Hi Momos. I think it's getting confusing with all the different systems. I know you won't want to read all the history, but me and Paul have discussed various configurations, including doing it underwater, and come to one he described clearly in message #34053.

I noted that it required more height than the atmosphere had. But this is where my thoughts are at this stage:

a) Convert a liter of water to HHO, let it float up (throw away that energy), burn it back to water (throw away that energy), then drop the water back to the ground (recover that energy).

b) We know how much energy you can get from a liter of water falling through a height of 978 miles (4212 W-hr)

c) We know how much energy it takes to convert a liter of water into HHO at atmospheric pressure (4212 W-hr)
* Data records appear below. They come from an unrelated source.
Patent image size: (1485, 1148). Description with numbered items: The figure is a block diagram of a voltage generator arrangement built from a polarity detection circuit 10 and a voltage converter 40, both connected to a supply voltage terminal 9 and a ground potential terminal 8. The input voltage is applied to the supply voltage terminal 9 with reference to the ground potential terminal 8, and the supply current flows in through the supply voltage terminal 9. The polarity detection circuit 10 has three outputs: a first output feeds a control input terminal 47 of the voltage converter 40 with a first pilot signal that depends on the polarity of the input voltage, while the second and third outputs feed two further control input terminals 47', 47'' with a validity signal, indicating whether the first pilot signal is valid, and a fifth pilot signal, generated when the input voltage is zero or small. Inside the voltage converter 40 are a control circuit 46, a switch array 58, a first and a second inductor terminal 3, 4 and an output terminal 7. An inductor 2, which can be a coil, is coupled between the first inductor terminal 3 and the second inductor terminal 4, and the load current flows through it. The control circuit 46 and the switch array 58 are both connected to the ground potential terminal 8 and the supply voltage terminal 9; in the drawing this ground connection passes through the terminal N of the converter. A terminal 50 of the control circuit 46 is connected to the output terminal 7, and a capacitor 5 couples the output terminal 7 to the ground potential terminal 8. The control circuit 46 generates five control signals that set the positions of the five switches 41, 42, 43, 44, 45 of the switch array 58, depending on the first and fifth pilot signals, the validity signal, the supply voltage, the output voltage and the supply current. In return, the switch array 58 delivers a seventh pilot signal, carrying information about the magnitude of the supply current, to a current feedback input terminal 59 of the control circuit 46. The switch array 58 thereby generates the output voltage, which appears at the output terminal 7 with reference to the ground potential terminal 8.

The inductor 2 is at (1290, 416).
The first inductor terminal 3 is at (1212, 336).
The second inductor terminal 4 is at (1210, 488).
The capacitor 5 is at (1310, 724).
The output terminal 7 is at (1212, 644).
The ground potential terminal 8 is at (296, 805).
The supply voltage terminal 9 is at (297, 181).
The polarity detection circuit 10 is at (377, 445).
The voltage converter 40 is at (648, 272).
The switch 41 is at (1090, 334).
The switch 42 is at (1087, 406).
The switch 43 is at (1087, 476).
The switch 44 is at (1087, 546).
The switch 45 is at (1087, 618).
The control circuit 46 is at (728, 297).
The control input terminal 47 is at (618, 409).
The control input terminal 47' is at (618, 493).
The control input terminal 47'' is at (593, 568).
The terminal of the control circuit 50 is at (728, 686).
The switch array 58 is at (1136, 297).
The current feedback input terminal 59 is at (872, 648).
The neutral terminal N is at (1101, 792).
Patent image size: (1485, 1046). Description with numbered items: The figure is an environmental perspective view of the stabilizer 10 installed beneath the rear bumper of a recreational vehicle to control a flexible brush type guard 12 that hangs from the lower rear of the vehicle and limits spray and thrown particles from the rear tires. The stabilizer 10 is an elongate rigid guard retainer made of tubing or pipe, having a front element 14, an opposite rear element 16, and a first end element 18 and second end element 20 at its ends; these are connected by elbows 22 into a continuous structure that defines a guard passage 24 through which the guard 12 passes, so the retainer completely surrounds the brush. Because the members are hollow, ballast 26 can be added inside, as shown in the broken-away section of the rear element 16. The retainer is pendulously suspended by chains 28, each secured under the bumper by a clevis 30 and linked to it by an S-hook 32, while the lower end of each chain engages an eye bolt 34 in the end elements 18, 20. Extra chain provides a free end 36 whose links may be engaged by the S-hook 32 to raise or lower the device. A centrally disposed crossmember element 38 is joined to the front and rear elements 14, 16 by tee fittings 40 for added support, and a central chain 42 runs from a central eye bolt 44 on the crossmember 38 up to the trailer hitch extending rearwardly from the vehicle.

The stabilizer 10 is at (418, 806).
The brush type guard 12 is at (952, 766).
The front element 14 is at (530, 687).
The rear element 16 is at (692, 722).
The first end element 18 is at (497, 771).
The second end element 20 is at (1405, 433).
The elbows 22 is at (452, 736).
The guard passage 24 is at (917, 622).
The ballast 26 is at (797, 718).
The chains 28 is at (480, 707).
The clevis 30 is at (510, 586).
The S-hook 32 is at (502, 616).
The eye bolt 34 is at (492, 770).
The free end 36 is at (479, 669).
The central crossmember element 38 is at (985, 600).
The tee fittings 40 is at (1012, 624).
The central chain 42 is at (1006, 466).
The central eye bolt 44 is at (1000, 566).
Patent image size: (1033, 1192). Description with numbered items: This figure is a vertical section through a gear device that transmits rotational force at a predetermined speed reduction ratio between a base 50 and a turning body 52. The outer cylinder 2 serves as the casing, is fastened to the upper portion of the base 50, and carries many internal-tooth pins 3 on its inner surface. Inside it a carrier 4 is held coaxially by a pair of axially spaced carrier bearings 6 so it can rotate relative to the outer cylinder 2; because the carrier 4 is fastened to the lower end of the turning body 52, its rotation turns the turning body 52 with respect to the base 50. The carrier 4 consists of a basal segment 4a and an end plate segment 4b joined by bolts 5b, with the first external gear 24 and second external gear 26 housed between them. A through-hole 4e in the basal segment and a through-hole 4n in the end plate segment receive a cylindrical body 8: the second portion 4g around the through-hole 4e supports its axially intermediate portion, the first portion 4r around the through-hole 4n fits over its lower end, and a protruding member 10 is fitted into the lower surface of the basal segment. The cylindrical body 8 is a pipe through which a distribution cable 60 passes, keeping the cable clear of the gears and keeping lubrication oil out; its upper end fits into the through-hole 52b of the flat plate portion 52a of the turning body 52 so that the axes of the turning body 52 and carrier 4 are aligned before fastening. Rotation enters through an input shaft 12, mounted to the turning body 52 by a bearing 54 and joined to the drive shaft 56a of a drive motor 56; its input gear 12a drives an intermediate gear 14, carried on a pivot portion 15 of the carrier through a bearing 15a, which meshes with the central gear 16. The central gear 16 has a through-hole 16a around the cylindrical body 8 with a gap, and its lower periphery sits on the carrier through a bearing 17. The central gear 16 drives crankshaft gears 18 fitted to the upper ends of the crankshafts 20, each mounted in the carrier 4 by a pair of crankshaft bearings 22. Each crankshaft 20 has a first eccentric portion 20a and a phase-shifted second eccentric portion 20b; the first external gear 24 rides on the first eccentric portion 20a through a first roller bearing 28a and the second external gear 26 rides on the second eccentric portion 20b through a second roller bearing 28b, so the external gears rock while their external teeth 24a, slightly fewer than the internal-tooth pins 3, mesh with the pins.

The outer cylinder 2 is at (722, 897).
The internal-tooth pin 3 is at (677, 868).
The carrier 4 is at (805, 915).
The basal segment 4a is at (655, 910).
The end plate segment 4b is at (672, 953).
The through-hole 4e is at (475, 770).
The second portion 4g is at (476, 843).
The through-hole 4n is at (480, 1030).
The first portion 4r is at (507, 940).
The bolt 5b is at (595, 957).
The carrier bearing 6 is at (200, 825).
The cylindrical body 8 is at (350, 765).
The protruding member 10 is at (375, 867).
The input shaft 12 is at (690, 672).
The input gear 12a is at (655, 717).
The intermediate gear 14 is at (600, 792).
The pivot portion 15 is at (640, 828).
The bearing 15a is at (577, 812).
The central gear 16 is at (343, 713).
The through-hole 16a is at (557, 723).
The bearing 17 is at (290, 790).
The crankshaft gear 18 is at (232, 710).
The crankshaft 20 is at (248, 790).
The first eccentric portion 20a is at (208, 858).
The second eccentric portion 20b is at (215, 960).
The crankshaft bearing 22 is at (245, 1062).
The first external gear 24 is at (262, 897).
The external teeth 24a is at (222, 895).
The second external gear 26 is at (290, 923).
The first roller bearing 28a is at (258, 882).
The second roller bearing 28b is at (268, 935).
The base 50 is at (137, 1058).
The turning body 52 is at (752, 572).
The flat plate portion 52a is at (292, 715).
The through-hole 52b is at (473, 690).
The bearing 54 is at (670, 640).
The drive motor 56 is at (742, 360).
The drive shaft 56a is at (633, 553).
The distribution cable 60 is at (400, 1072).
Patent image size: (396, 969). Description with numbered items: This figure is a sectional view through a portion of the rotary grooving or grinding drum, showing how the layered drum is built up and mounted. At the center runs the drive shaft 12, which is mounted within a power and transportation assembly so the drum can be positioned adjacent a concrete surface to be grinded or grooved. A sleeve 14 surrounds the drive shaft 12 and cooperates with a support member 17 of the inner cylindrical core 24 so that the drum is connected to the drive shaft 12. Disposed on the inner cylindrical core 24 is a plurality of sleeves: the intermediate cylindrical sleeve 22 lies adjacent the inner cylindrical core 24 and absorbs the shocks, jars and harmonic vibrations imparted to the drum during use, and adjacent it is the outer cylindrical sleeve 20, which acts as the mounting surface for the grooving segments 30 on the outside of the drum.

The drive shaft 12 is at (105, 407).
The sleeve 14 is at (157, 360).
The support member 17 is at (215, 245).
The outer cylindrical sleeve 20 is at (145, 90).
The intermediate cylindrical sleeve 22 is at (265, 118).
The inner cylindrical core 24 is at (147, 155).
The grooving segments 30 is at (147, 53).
d) If you had an atmosphere that was >978 miles high, but had a pressure at ground level the same as our atmosphere, then it looks like you come out better than even. This atmosphere would have to be made of a gas less dense than air, and a tiny bit denser than HHO.

e) You don't even need such an extreme because you can recover more from the "throw away that energy" stages in a).

f) There's another option of pumping out a vacuum to generate the HHO in.

Maybe my requirement in d) is impossible. I have to work that out, but I'd rather wait for Paul to present a new complete system.

A big stumbling block is not knowing how much extra energy is needed to produce HHO at higher pressures.